La pelota corre que corre por aquí y por allá alrededor del mundo, y ha llegado finalmente el VI Clásico Mundial de Béisbol (WBC), que se efectuará del 5 al 17 de marzo, con la participación de 20 equipos representativos de todos los continentes. La disputa será en cuatro grupos ubicados en Japón, Puerto Rico, Houston y Miami, y las acciones comenzarán desde este jueves en Tokio, donde jugará el grupo C, mientras que los tres restantes arrancarán las acciones el viernes.
Este es el sexto torneo de esta naturaleza desde su inauguración en 2006, y todo apunta a que pudiera ser el mejor de todos por el nivel de organización, intensidad de los preparativos, la promoción internacional y, especialmente, por la calidad de los atletas que intervendrán en el campeonato. Los países participantes, que lograron la clasificación durante las eliminatorias regionales, son sin dudas los que ocupan mejores lugares en el Ranking Mundial del Béisbol al comienzo de este año.
Y tendremos a Cuba en competencia, luego de días de incertidumbre por los visados y un impasse que siguió a la negativa de permisos para ocho integrantes de la delegación, ningún jugador por cierto: seis funcionarios, un estadístico y el entrenador de pitcheo y gloria deportiva Pedro Luis Lazo.
Tras conocerse la decisión estadounidense sobre los visados, las autoridades cubanas sopesaron la reacción ante la negativa, pero no había otra salida que participar. El sábado, la Federación Cubana de Beisbol y Softbol emitió una indignada nota anunciando oficialmente que el equipo nacional ejercería su derecho de participar en el Clásico «en consonancia con los esfuerzos que han respaldado la preparación, la entrega de los jugadores y el colectivo en general, y el compromiso asumido con los organizadores«, y horas después, en franco pataleo, el INDER disparó un encendido panfleto de barricada que se remonta a los Juegos Centroamericanos y del Caribe de 1966, el histórico zafarrancho del Cerro Pelado hace 60 años, para remarcar que los peloteros viajarán «con el mismo espíritu, la misma dignidad y firmeza de siempre» y blablabá, que es lo que nunca falta al régimen cubano.

El equipo está ya en Arizona para celebrar dos juegos de preparación con equipos de Grandes Ligas. Mañana martes 3 de marzo, a las 3 pm, jugarán contra los Reales de Kansas City, y el miércoles a la misma hora se enfrentarán a los Rojos de Cincinnati en el Surprise Park antes de partir hacia San Juan para la ronda eliminatoria.

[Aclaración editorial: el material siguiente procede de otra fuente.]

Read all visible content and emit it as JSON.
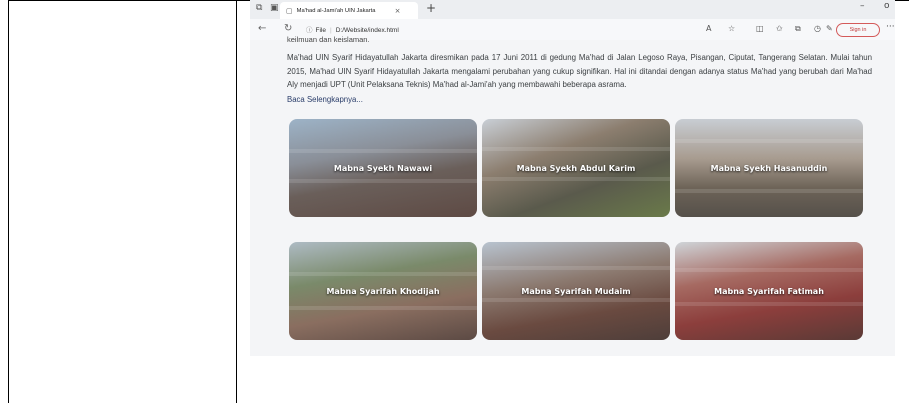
{
  "browser": {
    "tab_title": "Ma'had al-Jami'ah UIN Jakarta",
    "tab_close": "×",
    "new_tab": "+",
    "minimize": "–",
    "maximize": "o",
    "url_info_icon": "info-icon",
    "url_scheme": "File",
    "url_path": "D:/Website/index.html",
    "signin_label": "Sign in",
    "more": "···"
  },
  "page": {
    "cut_text": "keilmuan dan keislaman.",
    "paragraph": "Ma'had UIN Syarif Hidayatullah Jakarta diresmikan pada 17 Juni 2011 di gedung Ma'had di Jalan Legoso Raya, Pisangan, Ciputat, Tangerang Selatan. Mulai tahun 2015, Ma'had UIN Syarif Hidayatullah Jakarta mengalami perubahan yang cukup signifikan. Hal ini ditandai dengan adanya status Ma'had yang berubah dari Ma'had Aly menjadi UPT (Unit Pelaksana Teknis) Ma'had al-Jami'ah yang membawahi beberapa asrama.",
    "read_more": "Baca Selengkapnya...",
    "cards": [
      {
        "label": "Mabna Syekh Nawawi"
      },
      {
        "label": "Mabna Syekh Abdul Karim"
      },
      {
        "label": "Mabna Syekh Hasanuddin"
      },
      {
        "label": "Mabna Syarifah Khodijah"
      },
      {
        "label": "Mabna Syarifah Mudaim"
      },
      {
        "label": "Mabna Syarifah Fatimah"
      }
    ]
  },
  "colors": {
    "accent": "#2a3d6a",
    "signin": "#c03a3a",
    "content_bg": "#f4f5f7"
  }
}
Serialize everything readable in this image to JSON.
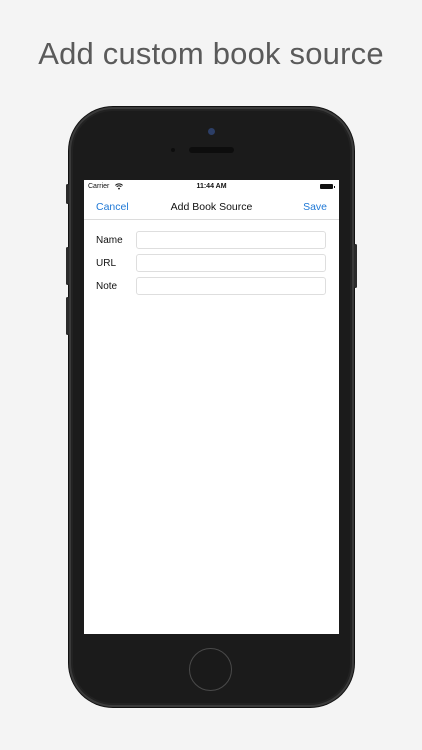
{
  "headline": "Add custom book source",
  "status_bar": {
    "carrier": "Carrier",
    "wifi_icon": "wifi-icon",
    "time": "11:44 AM",
    "battery_icon": "battery-icon"
  },
  "nav_bar": {
    "cancel_label": "Cancel",
    "title": "Add Book Source",
    "save_label": "Save",
    "accent_color": "#2079d6"
  },
  "form": {
    "fields": [
      {
        "label": "Name",
        "value": "",
        "placeholder": ""
      },
      {
        "label": "URL",
        "value": "",
        "placeholder": ""
      },
      {
        "label": "Note",
        "value": "",
        "placeholder": ""
      }
    ]
  }
}
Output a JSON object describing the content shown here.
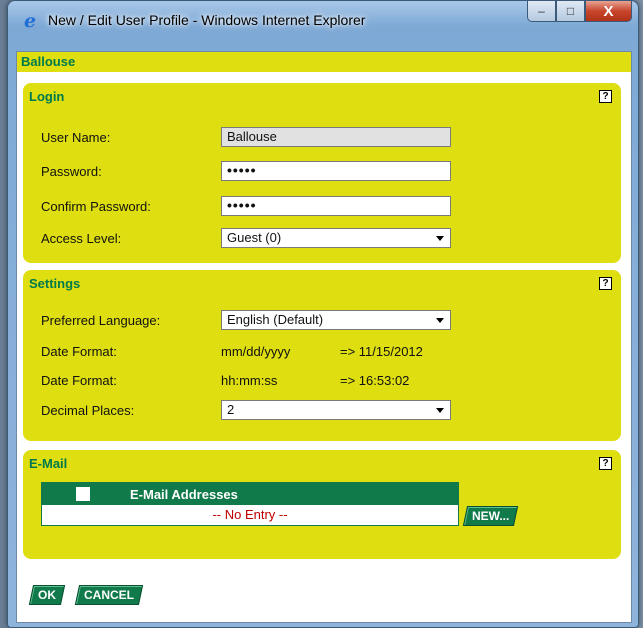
{
  "window": {
    "title": "New / Edit User Profile - Windows Internet Explorer",
    "icon": "ie-icon",
    "minimize_glyph": "–",
    "maximize_glyph": "□",
    "close_glyph": "X"
  },
  "header": {
    "title": "Ballouse"
  },
  "login": {
    "title": "Login",
    "help": "?",
    "username_label": "User Name:",
    "username_value": "Ballouse",
    "password_label": "Password:",
    "password_value": "•••••",
    "confirm_label": "Confirm Password:",
    "confirm_value": "•••••",
    "access_label": "Access Level:",
    "access_value": "Guest (0)"
  },
  "settings": {
    "title": "Settings",
    "help": "?",
    "language_label": "Preferred Language:",
    "language_value": "English (Default)",
    "date_label": "Date Format:",
    "date_format": "mm/dd/yyyy",
    "date_example": "=> 11/15/2012",
    "time_label": "Date Format:",
    "time_format": "hh:mm:ss",
    "time_example": "=> 16:53:02",
    "decimal_label": "Decimal Places:",
    "decimal_value": "2"
  },
  "email": {
    "title": "E-Mail",
    "help": "?",
    "column_header": "E-Mail Addresses",
    "empty_text": "-- No Entry --",
    "new_button": "NEW..."
  },
  "actions": {
    "ok": "OK",
    "cancel": "CANCEL"
  }
}
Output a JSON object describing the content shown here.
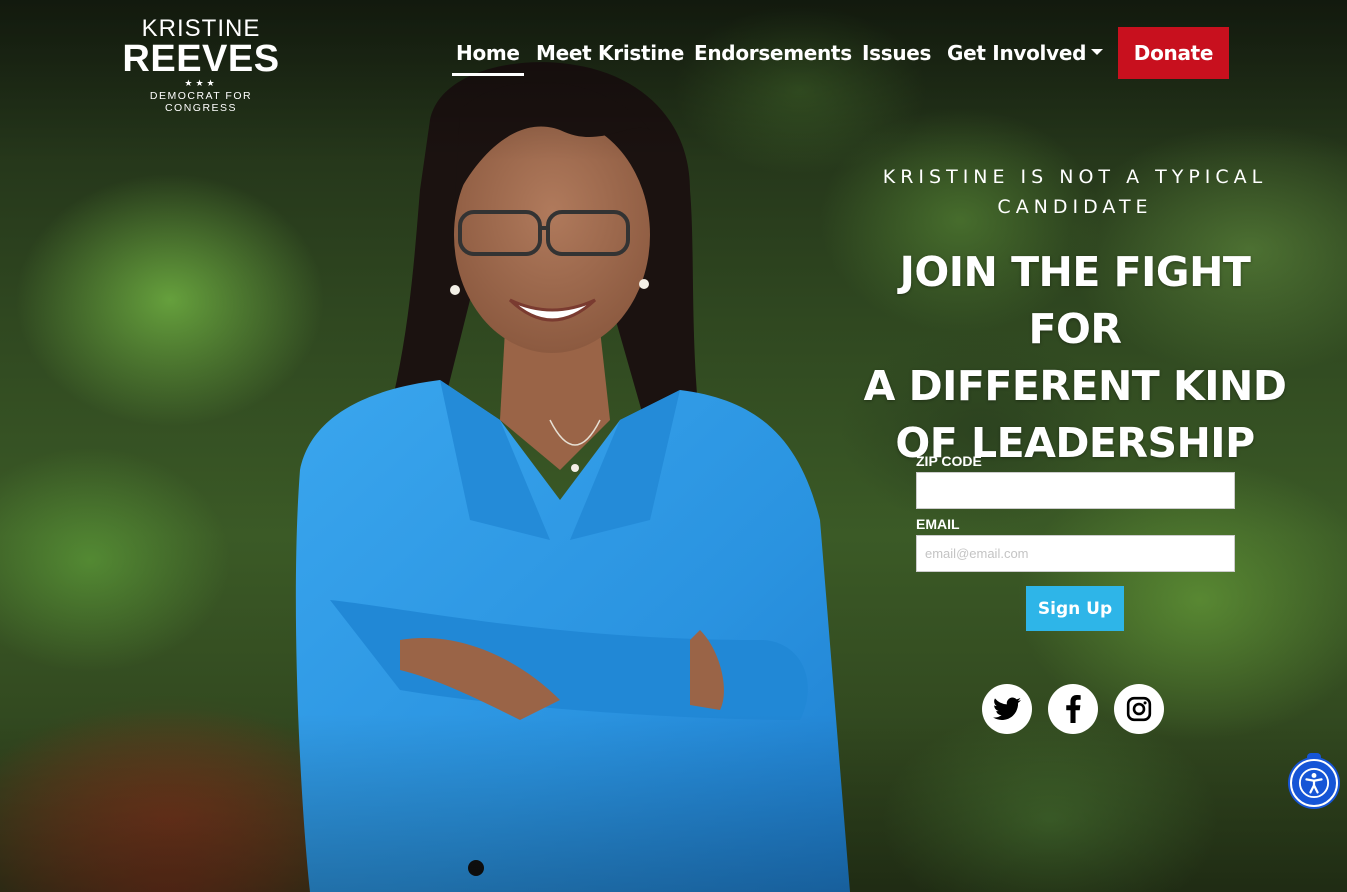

En realidad, Cuba no tenía otra salida que participar en el Clásico y para el béisbol cubano resulta una oportunidad única de medir fuerzas y probar sus potencialidades, en momentos de clara decadencia y pérdida del liderazgo que mantuvo por décadas a nivel mundial.
En estas circuntancias de declive y deterioro que no son ajenas a la crisis general del país, juntando a duras penas figuras insertadas en diferentes niveles de ligas profesionales en Estados Unidos, Japón, México, República Dominicana, Venezuela y Nicaragua, llega Cuba al Clásico Mundial 2026. Las expectativas de los directivos cubanos es que el equipo pueda repetir una actuación como la lograda en la edición anterior, en 2023, cuando quedaron en el cuarto puesto, pero esa aspiración parece más una quimera lejana que una posibilidad realizable.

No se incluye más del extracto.